I will admit that I like to be right; I like the superior feeling I get from knowing I'm better than you. The trouble comes when I meet someone more right than me or someone who is right in a way I used to be. And the older I get, the more people I meet who indeed seem at least as "right" as I am and often, even more right.

Confronted repeatedly with this evidence, I spend many hours, like as I am trying to go to sleep or when I am driving alone in the car, puzzling out how I can be right and someone else can be right and we are not doing things at all the same. How can I be right to use a homeschool curriculum and my unschooling friends be right in their fluid days? How can I reasonably argue that I'm right to feed my pets a raw diet when the pets of my childhood ate really cheap kibble and lived to their dotage? How can I be as uptight as I am about food and not strive to be as uptight as my even more uptight friends? If they are more right, why am I not trying to do the same thing they're doing? How can my very amorphous beliefs regarding god and the universe seem so very right when so many people I love might fret over my salvation? How can I commit myself so entirely to homeschooling in the face of my quite strong belief that it almost doesn't matter how school happens? How can I claim any superiority?

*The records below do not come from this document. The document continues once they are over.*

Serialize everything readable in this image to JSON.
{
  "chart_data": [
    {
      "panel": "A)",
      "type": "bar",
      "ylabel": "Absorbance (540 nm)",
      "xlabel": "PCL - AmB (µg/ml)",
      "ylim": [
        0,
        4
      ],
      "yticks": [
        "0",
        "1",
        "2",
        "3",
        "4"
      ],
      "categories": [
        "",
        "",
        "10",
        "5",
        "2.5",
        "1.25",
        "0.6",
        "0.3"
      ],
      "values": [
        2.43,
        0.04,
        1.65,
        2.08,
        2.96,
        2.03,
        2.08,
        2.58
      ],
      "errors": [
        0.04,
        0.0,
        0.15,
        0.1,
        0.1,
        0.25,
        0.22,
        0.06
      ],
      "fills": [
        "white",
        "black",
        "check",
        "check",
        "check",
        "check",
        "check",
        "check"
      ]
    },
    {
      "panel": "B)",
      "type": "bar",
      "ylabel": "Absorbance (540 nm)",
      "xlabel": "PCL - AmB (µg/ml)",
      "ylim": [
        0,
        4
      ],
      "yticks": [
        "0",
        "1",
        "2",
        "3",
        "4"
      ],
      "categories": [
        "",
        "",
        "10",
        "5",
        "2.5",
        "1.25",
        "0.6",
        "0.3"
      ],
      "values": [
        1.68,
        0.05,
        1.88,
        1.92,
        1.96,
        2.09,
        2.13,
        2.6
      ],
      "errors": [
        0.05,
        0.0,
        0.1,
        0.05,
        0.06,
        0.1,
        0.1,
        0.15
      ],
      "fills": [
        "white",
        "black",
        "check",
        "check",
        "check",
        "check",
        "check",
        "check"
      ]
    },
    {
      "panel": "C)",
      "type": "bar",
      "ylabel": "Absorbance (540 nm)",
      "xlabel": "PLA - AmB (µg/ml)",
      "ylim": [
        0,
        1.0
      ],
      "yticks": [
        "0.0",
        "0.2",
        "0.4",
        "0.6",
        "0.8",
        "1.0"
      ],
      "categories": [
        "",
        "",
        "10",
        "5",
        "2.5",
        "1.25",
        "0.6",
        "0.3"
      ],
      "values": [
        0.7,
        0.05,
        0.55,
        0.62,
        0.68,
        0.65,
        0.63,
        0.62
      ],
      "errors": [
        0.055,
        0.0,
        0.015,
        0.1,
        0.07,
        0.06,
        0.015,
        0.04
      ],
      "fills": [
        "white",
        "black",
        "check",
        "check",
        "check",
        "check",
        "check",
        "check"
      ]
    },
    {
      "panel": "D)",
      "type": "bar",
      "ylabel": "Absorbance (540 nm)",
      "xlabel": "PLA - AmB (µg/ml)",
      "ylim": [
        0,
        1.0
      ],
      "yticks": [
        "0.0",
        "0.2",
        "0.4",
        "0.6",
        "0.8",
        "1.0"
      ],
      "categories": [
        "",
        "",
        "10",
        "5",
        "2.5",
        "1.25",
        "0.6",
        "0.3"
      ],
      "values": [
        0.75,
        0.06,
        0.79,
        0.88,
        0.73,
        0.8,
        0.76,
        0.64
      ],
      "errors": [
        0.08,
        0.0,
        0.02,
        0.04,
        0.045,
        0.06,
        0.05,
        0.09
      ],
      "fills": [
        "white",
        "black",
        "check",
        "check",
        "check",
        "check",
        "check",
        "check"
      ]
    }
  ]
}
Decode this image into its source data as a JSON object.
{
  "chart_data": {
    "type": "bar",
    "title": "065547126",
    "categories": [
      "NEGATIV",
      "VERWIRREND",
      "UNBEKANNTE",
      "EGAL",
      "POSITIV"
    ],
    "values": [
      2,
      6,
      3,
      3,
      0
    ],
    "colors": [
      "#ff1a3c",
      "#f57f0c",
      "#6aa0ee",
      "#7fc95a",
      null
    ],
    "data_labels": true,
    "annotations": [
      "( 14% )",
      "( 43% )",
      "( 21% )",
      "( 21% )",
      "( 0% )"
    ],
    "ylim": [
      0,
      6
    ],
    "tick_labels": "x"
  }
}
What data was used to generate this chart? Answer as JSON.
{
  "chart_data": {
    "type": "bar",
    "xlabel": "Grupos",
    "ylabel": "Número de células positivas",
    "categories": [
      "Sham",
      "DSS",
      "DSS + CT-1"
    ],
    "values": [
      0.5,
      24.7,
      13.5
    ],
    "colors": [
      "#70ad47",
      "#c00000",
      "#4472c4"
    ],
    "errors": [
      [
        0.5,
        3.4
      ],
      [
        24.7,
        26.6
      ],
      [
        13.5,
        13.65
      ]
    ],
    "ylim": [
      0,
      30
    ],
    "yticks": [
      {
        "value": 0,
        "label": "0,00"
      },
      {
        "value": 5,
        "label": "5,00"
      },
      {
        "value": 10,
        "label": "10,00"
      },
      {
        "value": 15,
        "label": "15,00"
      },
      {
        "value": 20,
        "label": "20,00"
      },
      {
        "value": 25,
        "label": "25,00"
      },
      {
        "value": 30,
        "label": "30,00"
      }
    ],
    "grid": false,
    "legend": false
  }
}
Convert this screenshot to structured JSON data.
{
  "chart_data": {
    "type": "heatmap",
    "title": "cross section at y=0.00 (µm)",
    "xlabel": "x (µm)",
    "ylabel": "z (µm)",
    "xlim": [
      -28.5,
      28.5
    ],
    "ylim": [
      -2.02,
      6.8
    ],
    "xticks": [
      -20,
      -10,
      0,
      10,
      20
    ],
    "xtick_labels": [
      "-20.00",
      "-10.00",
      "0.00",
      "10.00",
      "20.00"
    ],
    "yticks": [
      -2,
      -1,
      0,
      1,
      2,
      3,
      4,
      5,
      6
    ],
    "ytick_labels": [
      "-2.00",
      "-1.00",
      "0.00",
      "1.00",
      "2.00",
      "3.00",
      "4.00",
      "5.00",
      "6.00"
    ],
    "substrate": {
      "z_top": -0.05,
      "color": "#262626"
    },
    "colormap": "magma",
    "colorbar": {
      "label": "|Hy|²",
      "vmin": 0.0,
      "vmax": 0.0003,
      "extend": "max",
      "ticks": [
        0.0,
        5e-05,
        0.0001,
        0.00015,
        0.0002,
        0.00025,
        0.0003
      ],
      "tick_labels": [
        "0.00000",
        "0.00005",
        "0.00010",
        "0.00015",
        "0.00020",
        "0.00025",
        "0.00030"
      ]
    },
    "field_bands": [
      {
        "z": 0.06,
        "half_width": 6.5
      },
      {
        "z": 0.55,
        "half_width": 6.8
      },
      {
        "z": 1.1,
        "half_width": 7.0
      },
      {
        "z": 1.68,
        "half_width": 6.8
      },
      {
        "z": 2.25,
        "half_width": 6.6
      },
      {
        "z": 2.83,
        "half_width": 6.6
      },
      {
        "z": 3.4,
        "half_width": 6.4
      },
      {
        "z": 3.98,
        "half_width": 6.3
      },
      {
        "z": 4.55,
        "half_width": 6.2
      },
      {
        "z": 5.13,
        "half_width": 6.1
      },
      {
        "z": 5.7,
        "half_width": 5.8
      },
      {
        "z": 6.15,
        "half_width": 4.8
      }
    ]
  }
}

The Truth, as I see it, is I cannot.

I can only live in my skin and make decisions from behind my own eyes. And while I love to hear how other people do things and how they got to that point, it does not mean it will change my mind. I also love to talk about how I got to where I am in my thinking and doing, but I've given up on claiming I know what I'm doing. I try to serve my opinions with a heavy dose of my own doubt. I love the saying, "Your mileage may vary," because it's so complete. It helps me remember how much nicer life is when I am not superior, when I am just open to what comes my way.